Cortés Pedro, Zeng Jennifer J, Karime Christian, Lewis Michele D, Gharacholou S Michael, Antwi Samuel O, Pang Maoyin
Division of Internal Medicine, Mayo Clinic, Jacksonville, Florida, USA.
Krieger School of Arts & Sciences, Johns Hopkins University, Baltimore, Maryland, USA.
Gastrointest Endosc. 2024 Jan;99(1):10-20.e6. doi: 10.1016/j.gie.2023.08.002. Epub 2023 Aug 12.
The management of dual anti-platelet therapy after percutaneous coronary intervention (PCI) and GI bleeding (GIB) remains a clinical dilemma. We sought to identify predictors of GIB and recurrent bleeding and to determine whether recurrent bleeding increases the risk of major adverse cardiovascular events (MACEs).
In this single-center retrospective study, patients undergoing PCI were identified. The primary and secondary endpoints were GIB at 180 days and recurrent bleeding or MACE at 365 days. Logistic regression was used to identify predictors of GIB and recurrent bleeding. Cox proportional hazards modeling was used to determine whether recurrent bleeding can predict a MACE.
Five hundred thirty-six patients were included. On multivariable analysis, PCI for acute coronary syndrome was associated with a 95% increased odds of GIB (P < .001). The P2Y inhibitor was continued in >90% of patients, which trended toward significance for recurrent bleeding (P < .10). The HAS-BLED score (Hypertension, Abnormal renal and liver function, Stroke, Bleeding tendency or predisposition, Labile INRs, Elderly, Drugs), including a labile international normalized ratio and prior major bleeding, was strongly associated with recurrent bleeding (P ≤ .009). Recurrent bleeding was associated with a 115% increased risk of MACEs (P = .02). We derived a novel risk score, named the SIGE score ([S]TEMI at PCI, having a labile [I]NR at PCI, index [G]IB within 180 days of PCI, and previous precatheterization [E]ndoscopy within 6 months), to predict recurrent bleeding at 365 days with a high predictive accuracy (area under the curve, .773; 95% confidence interval, .702-.845).

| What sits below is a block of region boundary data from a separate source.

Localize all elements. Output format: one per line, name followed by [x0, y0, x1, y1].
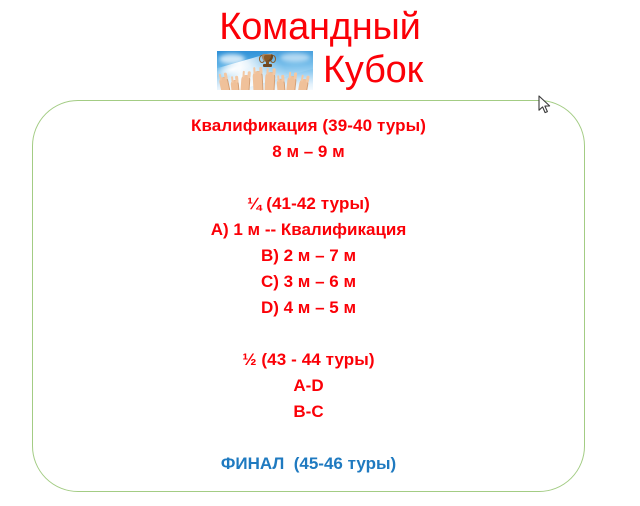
spacer-line	[32, 321, 585, 347]
slide-canvas: Командный	[0, 0, 640, 506]
raised-hands-group	[217, 64, 313, 90]
slide-title: Командный	[0, 4, 640, 96]
hands-raised-trophy-photo	[217, 51, 313, 90]
bracket-line: C) 3 м – 6 м	[32, 269, 585, 295]
bracket-line: ФИНАЛ (45-46 туры)	[32, 451, 585, 477]
bracket-line: A-D	[32, 373, 585, 399]
raised-hand-icon	[240, 74, 250, 89]
bracket-line: 8 м – 9 м	[32, 139, 585, 165]
bracket-line: D) 4 м – 5 м	[32, 295, 585, 321]
raised-hand-icon	[218, 76, 230, 90]
raised-hand-icon	[252, 70, 263, 89]
bracket-line: B-C	[32, 399, 585, 425]
title-line-2-row: Кубок	[0, 48, 640, 92]
bracket-line: Квалификация (39-40 туры)	[32, 113, 585, 139]
raised-hand-icon	[286, 75, 297, 89]
raised-hand-icon	[264, 71, 275, 89]
bracket-line: ½ (43 - 44 туры)	[32, 347, 585, 373]
bracket-line: A) 1 м -- Квалификация	[32, 217, 585, 243]
raised-hand-icon	[298, 78, 309, 90]
spacer-line	[32, 425, 585, 451]
raised-hand-icon	[230, 79, 239, 89]
cloud-icon	[219, 54, 245, 64]
title-line-1: Командный	[0, 6, 640, 48]
spacer-line	[32, 165, 585, 191]
raised-hand-icon	[276, 78, 285, 89]
title-line-2: Кубок	[323, 49, 423, 91]
tournament-bracket-text: Квалификация (39-40 туры)8 м – 9 м ¼ (41…	[32, 113, 585, 477]
bracket-line: ¼ (41-42 туры)	[32, 191, 585, 217]
bracket-line: B) 2 м – 7 м	[32, 243, 585, 269]
cloud-icon	[280, 53, 310, 62]
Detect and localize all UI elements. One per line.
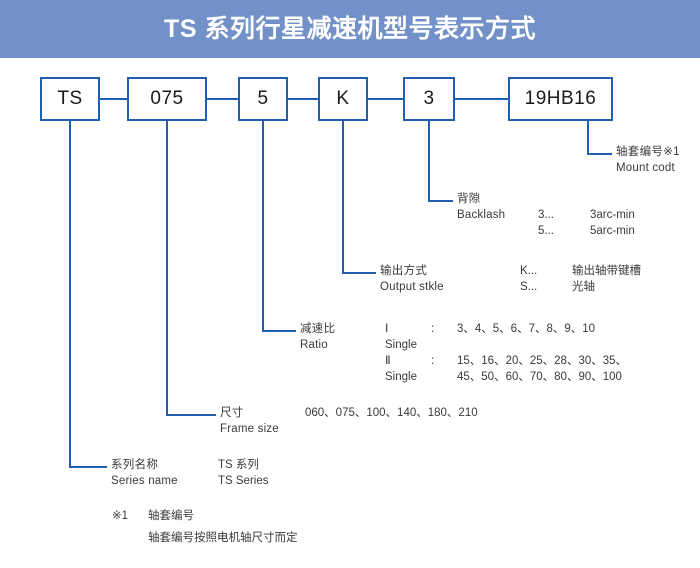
ratio-stage-values: 45、50、60、70、80、90、100: [457, 371, 622, 383]
annotation-frame-size: 尺寸 Frame size: [220, 405, 279, 437]
leader-backlash: [429, 121, 453, 201]
annotation-series-name: 系列名称 Series name: [111, 457, 178, 489]
annotation-mount-code: 轴套编号※1 Mount codt: [616, 144, 680, 176]
ratio-stage-values: 15、16、20、25、28、30、35、: [457, 355, 627, 367]
leader-mount-code: [588, 121, 612, 154]
output-style-option-key: K...: [520, 263, 572, 279]
footnote-mark: ※1: [112, 505, 148, 527]
series-name-value-cn: TS 系列: [218, 457, 269, 473]
ratio-stages: Ⅰ:3、4、5、6、7、8、9、10 Single Ⅱ:15、16、20、25、…: [385, 321, 627, 385]
backlash-label-cn: 背隙: [457, 191, 505, 207]
backlash-option-value: 5arc-min: [590, 225, 635, 237]
ratio-stage-colon: :: [431, 321, 457, 337]
ratio-stage-label: Single: [385, 337, 431, 353]
backlash-option-key: 5...: [538, 223, 590, 239]
backlash-option-row: 5...5arc-min: [538, 223, 635, 239]
frame-size-label-cn: 尺寸: [220, 405, 279, 421]
annotation-output-style: 输出方式 Output stkle: [380, 263, 444, 295]
ratio-label-en: Ratio: [300, 337, 335, 353]
mount-code-label-en: Mount codt: [616, 160, 680, 176]
output-style-option-key: S...: [520, 279, 572, 295]
output-style-label-cn: 输出方式: [380, 263, 444, 279]
code-box-backlash[interactable]: 3: [403, 77, 455, 121]
footnote-description-line: 轴套编号按照电机轴尺寸而定: [112, 527, 298, 549]
ratio-stage-label: Single: [385, 369, 431, 385]
code-box-series-name[interactable]: TS: [40, 77, 100, 121]
ratio-stage-row: Ⅱ:15、16、20、25、28、30、35、: [385, 353, 627, 369]
output-style-option-row: S...光轴: [520, 279, 641, 295]
ratio-stage-roman: Ⅰ: [385, 321, 431, 337]
output-style-option-value: 输出轴带键槽: [572, 265, 641, 277]
backlash-option-key: 3...: [538, 207, 590, 223]
footnote-title-line: ※1轴套编号: [112, 505, 298, 527]
code-box-output-style[interactable]: K: [318, 77, 368, 121]
ratio-stage-row: Single45、50、60、70、80、90、100: [385, 369, 627, 385]
leader-series-name: [70, 121, 107, 467]
leader-ratio: [263, 121, 296, 331]
backlash-option-value: 3arc-min: [590, 209, 635, 221]
footnote-title: 轴套编号: [148, 510, 194, 522]
ratio-stage-row: Single: [385, 337, 627, 353]
output-style-options: K...输出轴带键槽 S...光轴: [520, 263, 641, 295]
annotation-ratio: 减速比 Ratio: [300, 321, 335, 353]
leader-output-style: [343, 121, 376, 273]
annotation-backlash: 背隙 Backlash: [457, 191, 505, 223]
backlash-options: 3...3arc-min 5...5arc-min: [538, 207, 635, 239]
backlash-option-row: 3...3arc-min: [538, 207, 635, 223]
frame-size-values: 060、075、100、140、180、210: [305, 405, 478, 421]
output-style-option-row: K...输出轴带键槽: [520, 263, 641, 279]
ratio-stage-values: 3、4、5、6、7、8、9、10: [457, 323, 595, 335]
series-name-value-en: TS Series: [218, 473, 269, 489]
code-box-mount-code[interactable]: 19HB16: [508, 77, 613, 121]
output-style-label-en: Output stkle: [380, 279, 444, 295]
ratio-label-cn: 减速比: [300, 321, 335, 337]
diagram-page: TS 系列行星减速机型号表示方式 TS 075 5 K 3 19: [0, 0, 700, 568]
code-box-frame-size[interactable]: 075: [127, 77, 207, 121]
code-box-ratio[interactable]: 5: [238, 77, 288, 121]
page-title: TS 系列行星减速机型号表示方式: [0, 0, 700, 58]
mount-code-label-cn: 轴套编号※1: [616, 144, 680, 160]
footnote: ※1轴套编号 轴套编号按照电机轴尺寸而定: [112, 505, 298, 549]
series-name-label-en: Series name: [111, 473, 178, 489]
footnote-description: 轴套编号按照电机轴尺寸而定: [148, 532, 298, 544]
leader-frame-size: [167, 121, 216, 415]
ratio-stage-colon: :: [431, 353, 457, 369]
backlash-label-en: Backlash: [457, 207, 505, 223]
series-name-label-cn: 系列名称: [111, 457, 178, 473]
series-name-values: TS 系列 TS Series: [218, 457, 269, 489]
frame-size-label-en: Frame size: [220, 421, 279, 437]
output-style-option-value: 光轴: [572, 281, 595, 293]
ratio-stage-roman: Ⅱ: [385, 353, 431, 369]
ratio-stage-row: Ⅰ:3、4、5、6、7、8、9、10: [385, 321, 627, 337]
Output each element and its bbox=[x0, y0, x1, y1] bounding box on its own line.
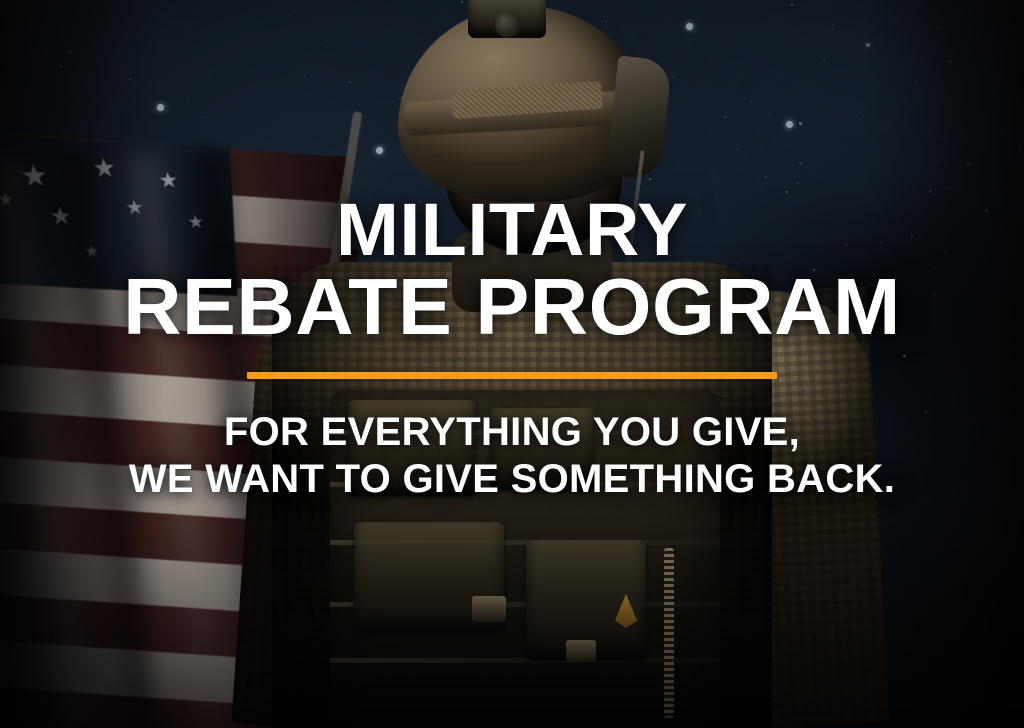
orange-divider bbox=[247, 372, 777, 379]
military-rebate-banner: ★★★★★★★★ bbox=[0, 0, 1024, 728]
banner-subheadline: FOR EVERYTHING YOU GIVE, WE WANT TO GIVE… bbox=[129, 409, 895, 503]
subheadline-line-2: WE WANT TO GIVE SOMETHING BACK. bbox=[129, 456, 895, 503]
banner-content: MILITARY REBATE PROGRAM FOR EVERYTHING Y… bbox=[0, 0, 1024, 728]
headline-line-1: MILITARY bbox=[119, 196, 904, 264]
headline-line-2: REBATE PROGRAM bbox=[123, 270, 901, 344]
page-title: MILITARY REBATE PROGRAM bbox=[127, 196, 897, 344]
subheadline-line-1: FOR EVERYTHING YOU GIVE, bbox=[129, 409, 895, 456]
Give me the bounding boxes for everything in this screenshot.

The SIGE score may help to predict recurrent bleeding, which was shown to be associated with an increased risk of MACEs. Further external validation is needed.
经皮冠状动脉介入治疗(PCI)后双联抗血小板治疗与胃肠道出血(GIB)的管理仍是一个临床难题。我们试图确定GIB和复发性出血的预测因素,并确定复发性出血是否会增加主要不良心血管事件(MACE)的风险。
在这项单中心回顾性研究中,确定了接受PCI的患者。主要和次要终点分别为180天时的GIB以及365天时的复发性出血或MACE。采用逻辑回归确定GIB和复发性出血的预测因素。采用Cox比例风险模型确定复发性出血是否可预测MACE。
纳入536例患者。多变量分析显示,急性冠状动脉综合征的PCI与GIB几率增加95%相关(P <.001)。超过90%的患者继续使用P2Y抑制剂,这对复发性出血有显著趋势(P <.10)。HAS - BLED评分(高血压、肝肾功能异常、中风、出血倾向或易感性、国际标准化比值不稳定、老年人、药物),包括国际标准化比值不稳定和既往大出血,与复发性出血密切相关(P≤.009)。复发性出血与MACE风险增加115%相关(P =.02)。我们得出了一个新的风险评分,名为SIGE评分(PCI时的[STEMI,PCI时国际标准化比值不稳定,PCI后180天内的索引[G]IB,以及导管插入术前6个月内的既往[E]内镜检查),以预测365天时的复发性出血,预测准确性较高(曲线下面积,.773;95%置信区间,.702 -.845)。
SIGE评分可能有助于预测复发性出血,而复发性出血与MACE风险增加相关。需要进一步的外部验证。